Maguy Marin : « regarder comment les choses qu'on ne voit pas se sont passées »

Y aller voir de plus près

Ramdam, un centre d'art

ce spectacle n'est pas à l'affiche actuellement

Danse / Danseuse, militante, chorégraphe, Maguy Marin ne cesse de faire dialoguer son art et les luttes. Avec Y aller voir de plus près, elle place l’image et les mots de l'historien Thucydide devant les corps. Pour dire l’éternel recommencement que sont les guerres.
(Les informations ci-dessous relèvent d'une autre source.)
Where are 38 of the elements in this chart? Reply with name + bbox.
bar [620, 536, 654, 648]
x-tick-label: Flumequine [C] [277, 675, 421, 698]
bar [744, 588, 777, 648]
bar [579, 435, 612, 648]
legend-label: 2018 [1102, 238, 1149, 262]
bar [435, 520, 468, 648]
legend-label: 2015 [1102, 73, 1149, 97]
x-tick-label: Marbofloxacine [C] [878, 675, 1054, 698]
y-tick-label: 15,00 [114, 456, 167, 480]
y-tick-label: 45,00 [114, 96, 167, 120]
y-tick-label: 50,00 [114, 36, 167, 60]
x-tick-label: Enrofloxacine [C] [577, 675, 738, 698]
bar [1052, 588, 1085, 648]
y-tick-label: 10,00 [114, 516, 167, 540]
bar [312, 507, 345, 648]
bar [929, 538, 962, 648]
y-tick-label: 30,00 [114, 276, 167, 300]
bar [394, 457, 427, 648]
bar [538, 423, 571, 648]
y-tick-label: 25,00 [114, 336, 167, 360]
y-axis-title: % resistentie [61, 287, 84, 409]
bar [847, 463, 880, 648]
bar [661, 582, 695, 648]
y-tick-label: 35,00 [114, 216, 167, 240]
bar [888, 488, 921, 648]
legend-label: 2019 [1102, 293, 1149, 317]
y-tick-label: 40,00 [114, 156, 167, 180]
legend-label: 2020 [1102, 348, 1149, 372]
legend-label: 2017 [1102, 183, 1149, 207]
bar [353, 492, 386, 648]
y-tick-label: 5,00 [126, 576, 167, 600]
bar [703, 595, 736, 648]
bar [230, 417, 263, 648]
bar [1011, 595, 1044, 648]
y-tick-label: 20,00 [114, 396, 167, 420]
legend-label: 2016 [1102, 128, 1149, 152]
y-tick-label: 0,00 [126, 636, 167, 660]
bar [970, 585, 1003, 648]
Cette création d’Avignon 2021 présentée à Ramdam s’inscrit pleinement dans le temps fort Contre-sens.

Au festival Théâtre en Mai à Dijon en 2016, vous disiez de BiT (2014) que c’était un spectacle de dépendance aux autres, une « danse par désespérance pour ne pas voir ce qui était trop dur » ; qu’ensuite avec Deux mille dix sept (2017), vous aviez « désaoulé » en vous appuyant sur des livres (notamment d’économie, Frédéric Lordon…) pour regarder les siècles passés. Puis il y a eu Ligne de crête (2018) et son amoncellement d’objets sur fond de bruit puissant d’une photocopieuse. Comment Y aller voir de plus près (2021), avec moins de danse et plus de livres que dans les spectacles précédents — puisqu’il s’agit de La Guerre du Péloponnèse de Thucydide —, s’inscrit dans ce continuum ? 
Maguy Marin : Je suis en recherche. Je l’ai toujours été. Depuis 2014 à peu près j’ai commencé à essayer de faire en sorte que la poésie puisse être vraiment indiquée au sens politique, en prenant appui des événements, des bouquins traitant les questions économiques. Le problème n’est pas tellement d’avoir ce souci-là car je l’ai toujours plus ou moins eu. Quand je dis « y aller voir de plus près », c’est pour regarder comment les choses qu’on ne voit pas toujours se sont passées – je me rappelle d’un livre de Georges Didi-Huberman, Survivance des lucioles où de gros projecteurs cachent toutes ces lucioles et écrasent les choses – comment l’histoire et l’actualité sont racontées. Les petites luttes, les petits évènements, les drames ne sont pas vraiment exposés tels qu’ils sont mais toujours enrobés dans une géopolitique, l'économie… Au bout du compte, tout est fait pour qu’on ne comprenne rien à ce qui se passe. Il faut aller chercher soi-même comme individu ce que d’autres ont réfléchi un peu mieux dans les livres…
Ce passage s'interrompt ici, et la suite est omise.